For channel length L= 7 μm, Fig. 3-7(d) shows that the on-state current increases with CNT coating density increasing from 40 to 60 cycles. The conducting paths were not formed for CNT density of 20 and 30 cycles. Fig. 3-8(d) shows that although the device on/off ratio decreases slightly with increasing CNT density for L= 7 μm, note that the on/off ratio still remains > 103. This suggests that the metallic CNT conducting paths are not able to connect the channel even for CNT density up to 60 cycles. Fig 3-9(c) shows the on-state current and on/off ratio as a function of CNT density. The appropriate CNT coating density for L= 7 μm is 60 cycles with higher on-state current and on/off ratio > 100.

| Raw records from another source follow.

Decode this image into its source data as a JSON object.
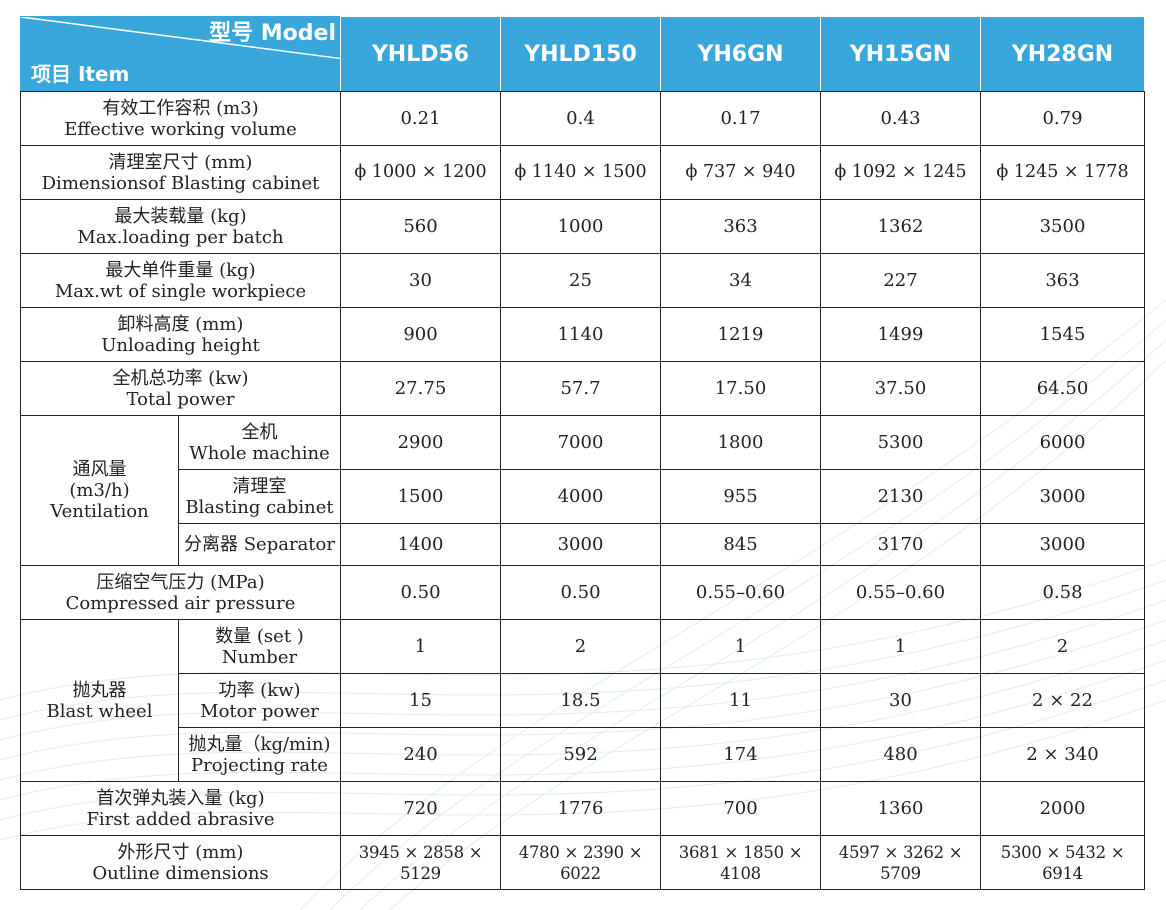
{
  "header": {
    "corner_top": "型号 Model",
    "corner_bottom": "项目 Item",
    "models": [
      "YHLD56",
      "YHLD150",
      "YH6GN",
      "YH15GN",
      "YH28GN"
    ]
  },
  "rows": {
    "volume": {
      "cn": "有效工作容积 (m3)",
      "en": "Effective working volume",
      "values": [
        "0.21",
        "0.4",
        "0.17",
        "0.43",
        "0.79"
      ]
    },
    "cabinet": {
      "cn": "清理室尺寸 (mm)",
      "en": "Dimensionsof Blasting cabinet",
      "values": [
        "ϕ 1000 × 1200",
        "ϕ 1140 × 1500",
        "ϕ 737 × 940",
        "ϕ 1092 × 1245",
        "ϕ 1245 × 1778"
      ]
    },
    "max_load": {
      "cn": "最大装载量 (kg)",
      "en": "Max.loading per batch",
      "values": [
        "560",
        "1000",
        "363",
        "1362",
        "3500"
      ]
    },
    "max_single": {
      "cn": "最大单件重量 (kg)",
      "en": "Max.wt of single workpiece",
      "values": [
        "30",
        "25",
        "34",
        "227",
        "363"
      ]
    },
    "unload": {
      "cn": "卸料高度 (mm)",
      "en": "Unloading height",
      "values": [
        "900",
        "1140",
        "1219",
        "1499",
        "1545"
      ]
    },
    "power": {
      "cn": "全机总功率 (kw)",
      "en": "Total power",
      "values": [
        "27.75",
        "57.7",
        "17.50",
        "37.50",
        "64.50"
      ]
    },
    "air": {
      "cn": "压缩空气压力 (MPa)",
      "en": "Compressed air pressure",
      "values": [
        "0.50",
        "0.50",
        "0.55–0.60",
        "0.55–0.60",
        "0.58"
      ]
    },
    "abrasive": {
      "cn": "首次弹丸装入量 (kg)",
      "en": "First added abrasive",
      "values": [
        "720",
        "1776",
        "700",
        "1360",
        "2000"
      ]
    },
    "outline": {
      "cn": "外形尺寸 (mm)",
      "en": "Outline dimensions",
      "values": [
        "3945 × 2858 × 5129",
        "4780 × 2390 × 6022",
        "3681 × 1850 × 4108",
        "4597 × 3262 × 5709",
        "5300 × 5432 × 6914"
      ]
    }
  },
  "ventilation": {
    "label_cn": "通风量",
    "label_unit": "(m3/h)",
    "label_en": "Ventilation",
    "whole": {
      "cn": "全机",
      "en": "Whole machine",
      "values": [
        "2900",
        "7000",
        "1800",
        "5300",
        "6000"
      ]
    },
    "cabinet": {
      "cn": "清理室",
      "en": "Blasting cabinet",
      "values": [
        "1500",
        "4000",
        "955",
        "2130",
        "3000"
      ]
    },
    "separator": {
      "label": "分离器 Separator",
      "values": [
        "1400",
        "3000",
        "845",
        "3170",
        "3000"
      ]
    }
  },
  "blast_wheel": {
    "label_cn": "抛丸器",
    "label_en": "Blast wheel",
    "number": {
      "cn": "数量 (set )",
      "en": "Number",
      "values": [
        "1",
        "2",
        "1",
        "1",
        "2"
      ]
    },
    "motor": {
      "cn": "功率 (kw)",
      "en": "Motor power",
      "values": [
        "15",
        "18.5",
        "11",
        "30",
        "2 × 22"
      ]
    },
    "rate": {
      "cn": "抛丸量（kg/min)",
      "en": "Projecting rate",
      "values": [
        "240",
        "592",
        "174",
        "480",
        "2 × 340"
      ]
    }
  },
  "colors": {
    "header_bg": "#3aa7dc",
    "header_text": "#ffffff",
    "border": "#222222"
  }
}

For CNT coating density of 20 cycles, the maximum conducting channel length is only L= 1.4 μm. In this case, the CNT network is too sparse to form the CNT conducting paths and then reduce the conducting channel length. At higher CNT coating density, more conducting paths are formed which result in increase of conducting channel length. For CNT coating density of 30, 40, and 60 cycles, the maximum CNT conducting path in the channel are 4, 7, and 14 μm, respectively.